GC23G-1198
Two Points on the Detail-Parsimony Tradeoff Curve for Modeling Hillslope Hydrology in an Earth-System Model

Tuesday, 15 December 2015
Poster Hall (Moscone South)
P C D Milly, USGS, Princeton, NJ, United States
Abstract:
Earth-System Modeling often requires the modeler to address the tradeoff between detail and parsimony. Here we describe two points on the tradeoff curve that have been implemented for description of hillslope hydrology in the Geophysical Fluid Dynamics Laboratory (GFDL) Earth-System Model (ESM). These are (1) parameterized and (2) explicitly resolved descriptions of heterogeneity with respect to topographic position in the land models LM3 and LM3-TiHy (for "tiled hydrology"), respectively. The conceptual base for both descriptions is that of a characteristic landscape unit having width and elevation that are functions (only) of horizontal distance from a discharge point (a stream). Horizontal saturated hydraulic conductivity decays exponentially from a surface value to a (generally non-zero) value at depth.
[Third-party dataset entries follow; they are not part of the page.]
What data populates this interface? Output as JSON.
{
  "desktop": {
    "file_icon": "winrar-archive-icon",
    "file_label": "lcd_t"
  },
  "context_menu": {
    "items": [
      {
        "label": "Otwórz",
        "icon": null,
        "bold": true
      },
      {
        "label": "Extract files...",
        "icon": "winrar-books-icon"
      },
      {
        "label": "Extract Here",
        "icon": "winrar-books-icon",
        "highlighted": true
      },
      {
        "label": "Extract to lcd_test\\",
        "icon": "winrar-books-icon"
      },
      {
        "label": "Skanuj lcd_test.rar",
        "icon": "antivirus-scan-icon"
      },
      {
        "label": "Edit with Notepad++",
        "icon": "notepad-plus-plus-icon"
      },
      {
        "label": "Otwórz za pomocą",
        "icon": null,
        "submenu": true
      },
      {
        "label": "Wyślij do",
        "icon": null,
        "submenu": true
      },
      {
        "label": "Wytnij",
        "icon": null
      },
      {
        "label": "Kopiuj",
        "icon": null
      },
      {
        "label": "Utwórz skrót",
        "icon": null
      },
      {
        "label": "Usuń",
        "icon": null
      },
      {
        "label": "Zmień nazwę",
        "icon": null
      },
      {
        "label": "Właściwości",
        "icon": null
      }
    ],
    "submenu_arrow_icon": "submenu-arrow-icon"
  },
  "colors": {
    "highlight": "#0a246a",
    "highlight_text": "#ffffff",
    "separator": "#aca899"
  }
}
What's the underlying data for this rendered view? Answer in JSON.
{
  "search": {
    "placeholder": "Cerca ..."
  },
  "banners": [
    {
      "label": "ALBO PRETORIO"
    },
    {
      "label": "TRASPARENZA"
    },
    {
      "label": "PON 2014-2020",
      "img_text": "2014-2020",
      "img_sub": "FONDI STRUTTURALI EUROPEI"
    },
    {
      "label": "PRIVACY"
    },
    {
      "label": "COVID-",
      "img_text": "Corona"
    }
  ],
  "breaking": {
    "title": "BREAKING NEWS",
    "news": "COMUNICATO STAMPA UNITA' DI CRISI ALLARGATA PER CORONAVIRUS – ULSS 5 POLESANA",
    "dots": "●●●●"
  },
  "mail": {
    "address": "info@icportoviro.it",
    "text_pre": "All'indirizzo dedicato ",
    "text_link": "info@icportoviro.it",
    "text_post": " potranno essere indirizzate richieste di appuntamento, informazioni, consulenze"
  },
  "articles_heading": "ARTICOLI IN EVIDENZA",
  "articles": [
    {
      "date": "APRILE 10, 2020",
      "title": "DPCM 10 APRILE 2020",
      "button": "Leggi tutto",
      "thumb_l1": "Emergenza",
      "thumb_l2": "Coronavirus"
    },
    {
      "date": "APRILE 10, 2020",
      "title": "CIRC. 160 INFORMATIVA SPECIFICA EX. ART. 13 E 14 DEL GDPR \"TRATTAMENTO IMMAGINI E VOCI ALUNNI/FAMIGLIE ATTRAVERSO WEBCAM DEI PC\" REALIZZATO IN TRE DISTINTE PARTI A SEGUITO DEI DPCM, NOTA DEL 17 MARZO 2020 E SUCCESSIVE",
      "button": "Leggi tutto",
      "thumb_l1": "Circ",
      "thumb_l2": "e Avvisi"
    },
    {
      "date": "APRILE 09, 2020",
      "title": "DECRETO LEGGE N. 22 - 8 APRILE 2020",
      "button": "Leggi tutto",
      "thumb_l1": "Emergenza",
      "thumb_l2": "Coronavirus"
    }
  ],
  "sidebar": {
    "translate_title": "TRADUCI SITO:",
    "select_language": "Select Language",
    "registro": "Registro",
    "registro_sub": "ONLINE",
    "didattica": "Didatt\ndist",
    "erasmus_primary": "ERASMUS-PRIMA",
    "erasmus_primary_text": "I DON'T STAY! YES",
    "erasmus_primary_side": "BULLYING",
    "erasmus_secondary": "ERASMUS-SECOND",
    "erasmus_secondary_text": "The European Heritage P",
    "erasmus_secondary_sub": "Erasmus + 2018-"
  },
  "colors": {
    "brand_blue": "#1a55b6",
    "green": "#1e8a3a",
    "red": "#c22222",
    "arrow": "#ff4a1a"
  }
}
In the parameterized treatment, the relations among hillslope water storage, seepage-face (i.e., saturated-surface) area fraction, and groundwater discharge are derived by solution of the steady-state form of the relevant hydraulic (i.e., one-dimensional) groundwater flow equation; a dimensionless form of the problem is pre-solved numerically for ranges of relevant parameters and is stored in a lookup table. In the explicitly resolved treatment, non-steady state is allowed, horizontal discretization is introduced, and variation of hydraulic head with vertical position is also considered. The explicitly resolved treatment allows for co-evolution of hydrologic and biogeochemical heterogeneity with respect to hillslope position, while the parameterized treatment is computationally faster. The two treatments yield essentially the same water- and energy- balance partitioning in experiments within the GFDL ESM, but only the explicitly resolved treatment (LM3-TiHy) provides the hydrologic framework for modeling biogeochemical processes that depend strongly on soil wetness (e.g., those associated with soil-carbon dynamics).